2018年11月、FBIはホセ・ファイザー(Jose Huizar)被告の事務所と自宅を家宅捜索し、クローゼットの中から12万9千ドルの現金を発見した。現金は中国式の赤い封筒の中に入っていたという。

20年6月23日、ホセ被告は賄賂、恐喝、資金洗浄などの容疑でFBIによって逮捕され、 7月30日、カリフォルニア中央地区連邦検事局に正式に起訴された。 同被告は8月3日、公聴会に出席したという。

同被告の贈収賄を詳述した172ページにも及ぶ報告書の作成に、FBIは5年間を費やした。賄賂は主に中国の不動産開発業者らが関わっており、会話の内容を監視するために、FBIは中国語の専門家を派遣して翻訳支援までしていたという。

起訴状によると、これらの不動産開発業者はホセ被告からの便宜と引き換えに、同被告の支払いを肩代わりしていたという。その請求書の内容は、20回にも及ぶカジノ旅行、セクハラ事件の和解金60万ドル、不動産および法律顧問料、選挙献金などさまざまだった。

連邦検察官は、同被告が海外および国内の不動産業者から少なくとも150万ドル以上の違法な利益を受け取ったと主張しており、そのうち中国の不動産業者1社だけで80万ドルにも及ぶという。

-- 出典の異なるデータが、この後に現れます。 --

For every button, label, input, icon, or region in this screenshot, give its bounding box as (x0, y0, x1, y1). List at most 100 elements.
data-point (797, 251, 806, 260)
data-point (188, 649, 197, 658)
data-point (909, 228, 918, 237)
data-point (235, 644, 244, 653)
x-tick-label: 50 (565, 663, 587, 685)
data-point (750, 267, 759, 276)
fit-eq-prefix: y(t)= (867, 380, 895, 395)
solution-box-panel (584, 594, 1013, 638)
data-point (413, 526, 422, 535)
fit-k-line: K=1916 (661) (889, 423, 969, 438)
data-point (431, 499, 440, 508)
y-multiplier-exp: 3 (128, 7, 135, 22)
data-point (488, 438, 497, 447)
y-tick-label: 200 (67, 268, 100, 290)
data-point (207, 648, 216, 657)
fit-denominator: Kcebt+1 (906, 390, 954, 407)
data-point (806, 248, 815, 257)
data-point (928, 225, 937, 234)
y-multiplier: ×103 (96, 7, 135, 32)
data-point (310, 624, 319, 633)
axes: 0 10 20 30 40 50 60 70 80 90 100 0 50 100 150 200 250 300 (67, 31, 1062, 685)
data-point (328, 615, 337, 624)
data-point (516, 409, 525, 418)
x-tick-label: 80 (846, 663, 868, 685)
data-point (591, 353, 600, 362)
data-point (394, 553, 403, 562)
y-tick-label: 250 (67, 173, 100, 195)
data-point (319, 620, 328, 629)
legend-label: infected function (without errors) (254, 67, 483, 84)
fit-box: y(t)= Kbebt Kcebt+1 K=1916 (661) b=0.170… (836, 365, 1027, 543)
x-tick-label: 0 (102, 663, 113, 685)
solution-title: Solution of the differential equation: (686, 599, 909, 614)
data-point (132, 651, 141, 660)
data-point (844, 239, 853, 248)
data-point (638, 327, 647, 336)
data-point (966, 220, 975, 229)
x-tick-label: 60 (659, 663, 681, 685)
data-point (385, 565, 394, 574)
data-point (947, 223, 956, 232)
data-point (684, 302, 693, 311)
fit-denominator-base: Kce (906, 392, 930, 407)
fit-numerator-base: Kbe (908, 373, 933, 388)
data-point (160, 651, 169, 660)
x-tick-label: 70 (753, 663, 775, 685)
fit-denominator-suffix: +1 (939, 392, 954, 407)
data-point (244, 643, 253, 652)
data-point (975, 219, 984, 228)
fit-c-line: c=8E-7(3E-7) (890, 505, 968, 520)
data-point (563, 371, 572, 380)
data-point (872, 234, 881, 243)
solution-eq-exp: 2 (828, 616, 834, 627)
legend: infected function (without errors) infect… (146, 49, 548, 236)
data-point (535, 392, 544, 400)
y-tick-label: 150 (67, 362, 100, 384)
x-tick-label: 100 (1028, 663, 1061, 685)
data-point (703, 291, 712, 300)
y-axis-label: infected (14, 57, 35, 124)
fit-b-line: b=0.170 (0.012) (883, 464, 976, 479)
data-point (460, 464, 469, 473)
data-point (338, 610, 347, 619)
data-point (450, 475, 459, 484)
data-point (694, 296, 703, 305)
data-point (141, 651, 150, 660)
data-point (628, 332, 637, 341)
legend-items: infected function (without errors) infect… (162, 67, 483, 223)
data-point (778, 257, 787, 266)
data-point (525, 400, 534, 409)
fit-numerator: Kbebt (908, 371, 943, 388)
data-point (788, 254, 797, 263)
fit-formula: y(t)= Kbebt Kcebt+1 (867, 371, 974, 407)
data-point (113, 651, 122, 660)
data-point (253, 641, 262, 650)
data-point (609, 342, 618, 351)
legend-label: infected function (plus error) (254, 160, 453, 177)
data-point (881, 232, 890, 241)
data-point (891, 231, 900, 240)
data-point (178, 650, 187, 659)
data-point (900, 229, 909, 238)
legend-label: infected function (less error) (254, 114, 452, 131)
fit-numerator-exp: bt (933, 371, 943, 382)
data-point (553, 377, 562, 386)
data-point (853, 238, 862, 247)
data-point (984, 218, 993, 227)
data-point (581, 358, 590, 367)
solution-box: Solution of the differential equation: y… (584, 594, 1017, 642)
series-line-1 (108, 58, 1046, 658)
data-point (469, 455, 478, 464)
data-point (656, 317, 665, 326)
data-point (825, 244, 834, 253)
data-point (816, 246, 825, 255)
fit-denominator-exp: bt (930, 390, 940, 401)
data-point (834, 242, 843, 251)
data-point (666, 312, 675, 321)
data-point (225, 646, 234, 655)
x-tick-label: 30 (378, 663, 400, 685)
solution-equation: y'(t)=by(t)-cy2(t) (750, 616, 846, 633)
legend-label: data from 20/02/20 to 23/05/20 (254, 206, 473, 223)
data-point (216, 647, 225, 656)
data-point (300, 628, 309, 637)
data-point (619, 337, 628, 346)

中国財新メディアの記者は、起訴状で開示された情報に基づき整理した結果、事件に関与した主要な中国企業2社とその不動産プロジェクトは、それぞれ「深圳新世界集団」と「深圳合正集団」である可能性が非常に高いことを発見した。

起訴状によると、関与した主要な中国の不動産開発業者2社は、元ロサンゼルス中国系副市長の陳紓樺氏によって同被告に紹介された。

19年初頭、陳氏のメールを調査した報告書が公開され、同被告の「中国の友人たち」が暴露された。報告書には、深圳新世界集団、深圳合正集団、綠地控股集団や中国泛海控股集団などのCEOらが名を連ねた。

起訴状によると、ホセ被告は15年、選挙に出馬し、不動産業者4社に合計8万ドルの献金を求めた。また、13年3月~18年11月まで、ラスベガスを19回も訪れ、115万ドルの費用の全額をある不動産業者が支払った。16年のオーストラリア旅行の費用も同じ業者が負担した。

13年、ホセ被告は元女性社員にセクハラを訴えられ、和解金の60万ドルを同じ業者が支払った。

報道によると、深圳新世界集団は10年3月にロサンゼルス中心部のグランドホテルを買収、11年1月にはシェラトン ユニバーサルホテルを買収したという。

また綠地控股集団は14年、ロサンゼルス・ダウンタウン・メトロポリス・プロジェクトを買収、深圳合正集団は13年、シェラトン ロサンゼルス エアポートホテルを買収、14年にロサンゼルスLuxe ホテルを買収、15年9月にはシェラトン ロサンゼルス サン ガブリエルホテルの建設に着手したと報じられた。